Setelah makan malam. Semua melepas penat. Tidak ada urusan lain. Biasanya ada beberapa orang yang berbincang-bincang di teras-teras rumah. Tapi, malam itu sunyi. Gelap. Semua penerangan telah dipadamkan sebelum tidur. Lelap.
Ayam jantan telah berkokok untuk ke tiga kalinya. Burung-burung Cicempala telah berkicau. Membangunkan tuannya. Tak ada satu manusia pun yang keluar rumah. Masih pulas, membalas lelah kemaren, dan jelas penerangan di Musala tidak menyala.
Tiba-tiba Guntur berbunyi nyaring. Semua terjaga. Langit seolah retak. Semua orang merasa terteror. Langit tanpa henti menakuti. Semua penduduk keluar rumah. Terperangah memandang langit yang berwarna hitam dengan garis-garis merah api. Mereka saling pandang. Setelahnya tidak takut lagi. Sudah biasa.
Mereka sadar belum mengisi perut. Semua masuk ke rumah masing-masing. Bersantap ria. Buru-buru. Dengan alasan harus tepat waktu menuju sawah—disiplin tadi. Belum ada yang keluar rumah. Suara letusan nyaring terdengar di hulu sungai. Nyaring sekali. Semua kaget. Rasa kaget belum usai, banjir bandang telah menyapu kampung Aliran Sungai dengan beringas. Tanpa ampun. Kampung Aliran Sungai dan penduduknya serta harta benda lenyap sudah.

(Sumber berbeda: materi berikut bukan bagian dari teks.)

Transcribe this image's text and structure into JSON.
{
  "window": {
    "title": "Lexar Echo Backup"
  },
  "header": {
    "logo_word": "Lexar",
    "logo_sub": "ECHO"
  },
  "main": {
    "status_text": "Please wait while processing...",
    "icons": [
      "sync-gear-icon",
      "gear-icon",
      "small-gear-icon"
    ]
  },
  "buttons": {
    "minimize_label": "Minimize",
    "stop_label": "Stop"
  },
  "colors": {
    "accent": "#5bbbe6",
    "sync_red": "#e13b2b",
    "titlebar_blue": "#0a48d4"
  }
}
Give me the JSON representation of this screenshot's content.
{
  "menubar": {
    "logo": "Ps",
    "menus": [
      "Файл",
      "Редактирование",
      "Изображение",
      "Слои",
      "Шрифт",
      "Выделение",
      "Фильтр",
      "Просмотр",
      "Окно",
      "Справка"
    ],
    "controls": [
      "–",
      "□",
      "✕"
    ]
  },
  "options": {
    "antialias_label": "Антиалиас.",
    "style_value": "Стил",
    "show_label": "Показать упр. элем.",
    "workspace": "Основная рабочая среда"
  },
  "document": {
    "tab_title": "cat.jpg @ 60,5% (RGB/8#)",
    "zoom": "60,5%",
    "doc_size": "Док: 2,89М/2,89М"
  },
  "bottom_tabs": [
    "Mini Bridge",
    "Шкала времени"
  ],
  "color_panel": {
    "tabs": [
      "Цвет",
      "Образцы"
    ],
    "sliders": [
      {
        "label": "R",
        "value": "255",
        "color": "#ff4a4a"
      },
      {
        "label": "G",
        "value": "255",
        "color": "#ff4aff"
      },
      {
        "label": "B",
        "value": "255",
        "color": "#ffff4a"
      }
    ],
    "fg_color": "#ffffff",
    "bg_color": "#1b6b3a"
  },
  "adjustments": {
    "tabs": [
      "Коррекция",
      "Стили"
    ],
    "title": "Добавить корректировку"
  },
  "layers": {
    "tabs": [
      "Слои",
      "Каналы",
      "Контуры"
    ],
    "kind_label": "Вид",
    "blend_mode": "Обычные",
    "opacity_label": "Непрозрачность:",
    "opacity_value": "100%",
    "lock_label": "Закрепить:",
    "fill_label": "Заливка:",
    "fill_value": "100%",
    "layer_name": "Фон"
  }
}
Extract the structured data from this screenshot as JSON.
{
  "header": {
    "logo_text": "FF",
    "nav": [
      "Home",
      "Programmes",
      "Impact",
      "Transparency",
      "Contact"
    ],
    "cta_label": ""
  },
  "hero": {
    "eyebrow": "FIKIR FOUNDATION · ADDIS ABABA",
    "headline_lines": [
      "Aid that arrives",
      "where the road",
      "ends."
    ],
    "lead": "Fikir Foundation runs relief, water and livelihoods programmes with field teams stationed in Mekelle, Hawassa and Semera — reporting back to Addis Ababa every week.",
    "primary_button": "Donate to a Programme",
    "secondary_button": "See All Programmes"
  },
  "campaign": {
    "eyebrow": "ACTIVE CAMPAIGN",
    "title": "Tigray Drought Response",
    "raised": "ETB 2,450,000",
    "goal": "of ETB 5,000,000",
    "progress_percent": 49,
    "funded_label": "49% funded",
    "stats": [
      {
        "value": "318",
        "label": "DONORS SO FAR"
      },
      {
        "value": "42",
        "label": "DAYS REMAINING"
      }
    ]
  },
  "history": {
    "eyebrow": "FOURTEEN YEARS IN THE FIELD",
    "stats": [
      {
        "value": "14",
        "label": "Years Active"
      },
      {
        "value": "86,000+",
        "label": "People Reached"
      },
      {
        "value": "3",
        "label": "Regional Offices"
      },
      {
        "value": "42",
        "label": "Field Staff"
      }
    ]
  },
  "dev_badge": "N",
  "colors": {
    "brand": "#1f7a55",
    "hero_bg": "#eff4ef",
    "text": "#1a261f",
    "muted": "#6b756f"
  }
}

Orang-orang kampung yang merantau, saat kembali mendapati kampung Aliran Sungai telah rata. Hanya bukit kecil di sebelah barat yang luput dari amukan banjir. Setelah ditelusuri, bukit tandus itu milik orang asing yang kurang diterima dua tahun lalu. Tanah yang tanpa tuan itu diwakafkan padanya. Orang yang diduga selangkah lagi menuju gila itu sudah tidak ada. Entah turut terbawa banjir atau sebelumnya telah diusir.
Orang-orang yang telah pulang dari perantauan sepakat membuat kampung diatas bukit itu. Mereka semua setuju Diatas Bukit nama kampung baru mereka. Itu asal muasal nama kampung pak udin.
Setelahnya meraka beranak pinak dan sekarang telah melewati tujuh generasi. Namun, kini ada yang berbeda dari moyang mereka terdahulu. Moyang mereka tidak peduli dengan apapun, selain sawah. Mereka-meraka kini sangat ingin tahu pada sesuatu apapun. Apa lagi yang bersifat baru.
Penduduk kampung Diatas Bukit tengah heboh dengan Keranda Baru. Belum jadi, tepatnya. Meski kehebohan itu meyeluruh, tentu ada kadarnya. Yang paling heboh adalah Pak Udin. Jika merinci ke belakang, mengutak-atik silsilah, pak Udin ternyata turunan dari keluarga yang paling sukses di kampung Aliran Sungai dulu.
Perbedaan pak udin dan moyangnya sangat kontras. Pak udin sangat kepo,sedangkan moyangnya cuek minta ampun. Pak udin paling melarat, sedangkan moyangnya sangat tajir. Moyangnya giat dan pekerja keras, tapi pak udin paling malas.
“Coba tebak, siapa penumpang pertama Keranda baru itu?” Tanya pak udin antusias.
Seketika orang-orang yang sedang duduk berjejer di pos ronda menoleh. Keranda yang sedang dirakit orang tua dibawah panggung Musala jadi pusat perhatian. Semua mengerutkan dahi, mencari jawaban dari pertanyaan pak Udin.